De toute façon, on a deux autres médecins qui soulèvent des objections aux résultats de Semmelweis. Denham, qui dit que la fièvre puerpérale touchait des femmes dans des hopitaux où on ne pratiquait pas la dissection des cadavres. Et Scanzoni, qui a expérimenté cette méthode et en a contesté les résultats. Donc, les choses étaient loin d’être aussi simples qu’on le dit. Ce qui laisse à penser que Semmelweis a surtout retenu les faits qui allaient dans son sens et à ignoré les faits gênants qui le contredisait.

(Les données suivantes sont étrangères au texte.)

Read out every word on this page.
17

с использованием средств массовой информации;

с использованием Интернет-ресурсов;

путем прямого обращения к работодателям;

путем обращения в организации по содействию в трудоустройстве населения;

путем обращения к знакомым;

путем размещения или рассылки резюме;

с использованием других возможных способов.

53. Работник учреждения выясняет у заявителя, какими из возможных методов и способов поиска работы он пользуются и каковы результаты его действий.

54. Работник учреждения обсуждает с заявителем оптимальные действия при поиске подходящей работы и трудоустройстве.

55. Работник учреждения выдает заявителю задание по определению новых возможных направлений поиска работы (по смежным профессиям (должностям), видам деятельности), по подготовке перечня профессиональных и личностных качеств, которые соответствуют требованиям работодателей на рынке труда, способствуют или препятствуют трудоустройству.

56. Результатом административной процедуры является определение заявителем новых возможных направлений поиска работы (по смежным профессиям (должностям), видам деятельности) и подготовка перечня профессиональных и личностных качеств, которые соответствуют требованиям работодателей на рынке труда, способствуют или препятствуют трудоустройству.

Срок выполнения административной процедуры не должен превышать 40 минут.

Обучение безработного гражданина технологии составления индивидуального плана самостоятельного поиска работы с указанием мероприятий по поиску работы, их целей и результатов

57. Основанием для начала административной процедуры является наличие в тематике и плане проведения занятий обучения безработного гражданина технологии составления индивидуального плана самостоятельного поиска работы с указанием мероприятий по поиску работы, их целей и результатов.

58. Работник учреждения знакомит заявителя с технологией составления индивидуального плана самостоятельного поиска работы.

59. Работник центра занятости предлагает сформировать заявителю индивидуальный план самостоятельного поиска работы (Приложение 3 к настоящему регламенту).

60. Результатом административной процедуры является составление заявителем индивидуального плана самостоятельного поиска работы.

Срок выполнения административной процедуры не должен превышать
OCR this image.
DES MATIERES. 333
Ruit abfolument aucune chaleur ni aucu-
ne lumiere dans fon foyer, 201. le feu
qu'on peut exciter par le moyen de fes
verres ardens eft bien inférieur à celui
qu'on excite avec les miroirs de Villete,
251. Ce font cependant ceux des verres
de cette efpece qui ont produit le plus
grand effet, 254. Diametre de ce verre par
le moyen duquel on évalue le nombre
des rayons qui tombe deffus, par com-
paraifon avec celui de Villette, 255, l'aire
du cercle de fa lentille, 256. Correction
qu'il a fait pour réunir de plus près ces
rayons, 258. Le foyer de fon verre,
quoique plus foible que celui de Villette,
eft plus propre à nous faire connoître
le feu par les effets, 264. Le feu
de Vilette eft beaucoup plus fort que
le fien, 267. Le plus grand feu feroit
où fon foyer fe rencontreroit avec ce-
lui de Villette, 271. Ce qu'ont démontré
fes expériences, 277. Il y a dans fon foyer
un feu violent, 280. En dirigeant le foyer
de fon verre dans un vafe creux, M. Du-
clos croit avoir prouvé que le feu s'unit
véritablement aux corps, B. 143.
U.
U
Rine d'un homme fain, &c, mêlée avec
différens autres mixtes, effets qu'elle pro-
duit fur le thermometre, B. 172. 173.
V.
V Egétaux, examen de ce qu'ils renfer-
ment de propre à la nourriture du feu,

D’ailleurs, de nos jours, alors que l’asepsie est parfaite, il y a encore plein de personnes qui tombent malades après un acte chirurgical à l’hopital. On accuse les germes résistant, la faible immunité, le fait que les chirurgiens ne respecteraient pas les règles d’asepsie et autres explications bidons. La réalité, c’est que l’acte chirurgical en lui-même est très éprouvant pour le corps, et que les drogues prises par la suite achèvent de mettre la personne au 36ème dessous.